November 17, 2010

Your face is a question mark to me

by

As someone with a terrible memory for faces I was oddly comforted (and slightly disturbed) to read this New Scientist article (via The Rumpus) which suggests that the human ability to read actually cannibalizes parts of the brain used for other visual skills, such as tracking animals… and recognizing faces. Neurologists have long been faced with the “reading paradox” of how our brain contains such a specific area for reading while reading itself has only existed for 5000 years–far too short a time for the reading area of the brain to be an adaptive trait. Experimental Cognitive Scientist Stanislas Dehaene previously proposed a “neuronal recycling hypothesis” in his book Reading in the Brain in which he tried to solve this “reading paradox.” Dehaene suggested that:

Part of our visual system, for instance, is not hard-wired, but remains open to changes in the environment. Within an otherwise well-structured brain, visual plasticity gave the ancient scribes the opportunity to invent reading… The area that reading co-opted originally evolved for the visual acuity needed to track animals.

This visual plasticity may have allowed for humans to “recycle” visual portions of the brain for reading, but not, his new study suggests, without a cost:

Dehaene and colleagues carried out functional MRI brain scans on 10 people who could not read, 22 who learned to read as adults and 31 who did so as children, while they were shown text and images…

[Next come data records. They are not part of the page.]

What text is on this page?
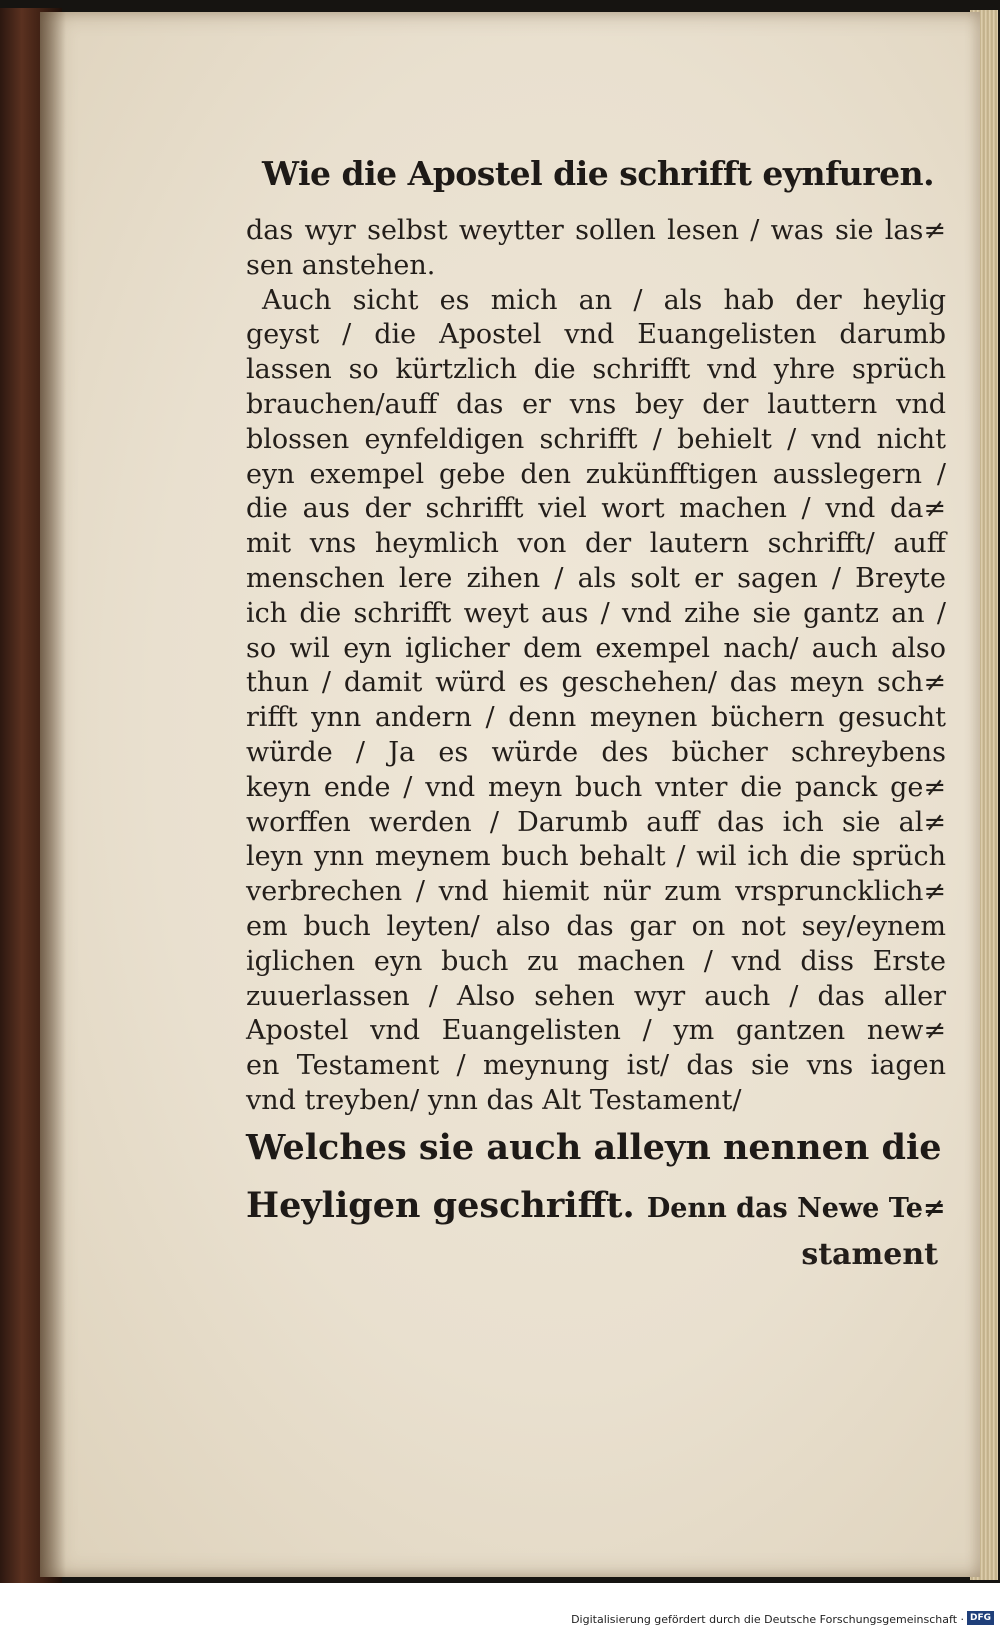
Wie die Apostel die schrifft eynfuren.
das wyr selbst weytter sollen lesen / was sie las≠
sen anstehen.
Auch sicht es mich an / als hab der heylig
geyst / die Apostel vnd Euangelisten darumb
lassen so kürtzlich die schrifft vnd yhre sprüch
brauchen/auff das er vns bey der lauttern vnd
blossen eynfeldigen schrifft / behielt / vnd nicht
eyn exempel gebe den zukünfftigen ausslegern /
die aus der schrifft viel wort machen / vnd da≠
mit vns heymlich von der lautern schrifft/ auff
menschen lere zihen / als solt er sagen / Breyte
ich die schrifft weyt aus / vnd zihe sie gantz an /
so wil eyn iglicher dem exempel nach/ auch also
thun / damit würd es geschehen/ das meyn sch≠
rifft ynn andern / denn meynen büchern gesucht
würde / Ja es würde des bücher schreybens
keyn ende / vnd meyn buch vnter die panck ge≠
worffen werden / Darumb auff das ich sie al≠
leyn ynn meynem buch behalt / wil ich die sprüch
verbrechen / vnd hiemit nür zum vrspruncklich≠
em buch leyten/ also das gar on not sey/eynem
iglichen eyn buch zu machen / vnd diss Erste
zuuerlassen / Also sehen wyr auch / das aller
Apostel vnd Euangelisten / ym gantzen new≠
en Testament / meynung ist/ das sie vns iagen
vnd treyben/ ynn das Alt Testament/
Welches sie auch alleyn nennen die
Heyligen geschrifft. Denn das Newe Te≠
stament
Digitalisierung gefördert durch die Deutsche Forschungsgemeinschaft · DFG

But when the researchers showed participants pictures of faces, the visual word form area of those who could read was much less active than that of participants who could not read. So, the researchers speculate, learning to read competes with face recognition ability in this part of the brain at least.

So, no, I don’t know how to track a lemur and I don’t have a clue where I’ve met you before, but I do have a couple of great book recommendations you might be interested in.

And I wouldn’t have it any other way.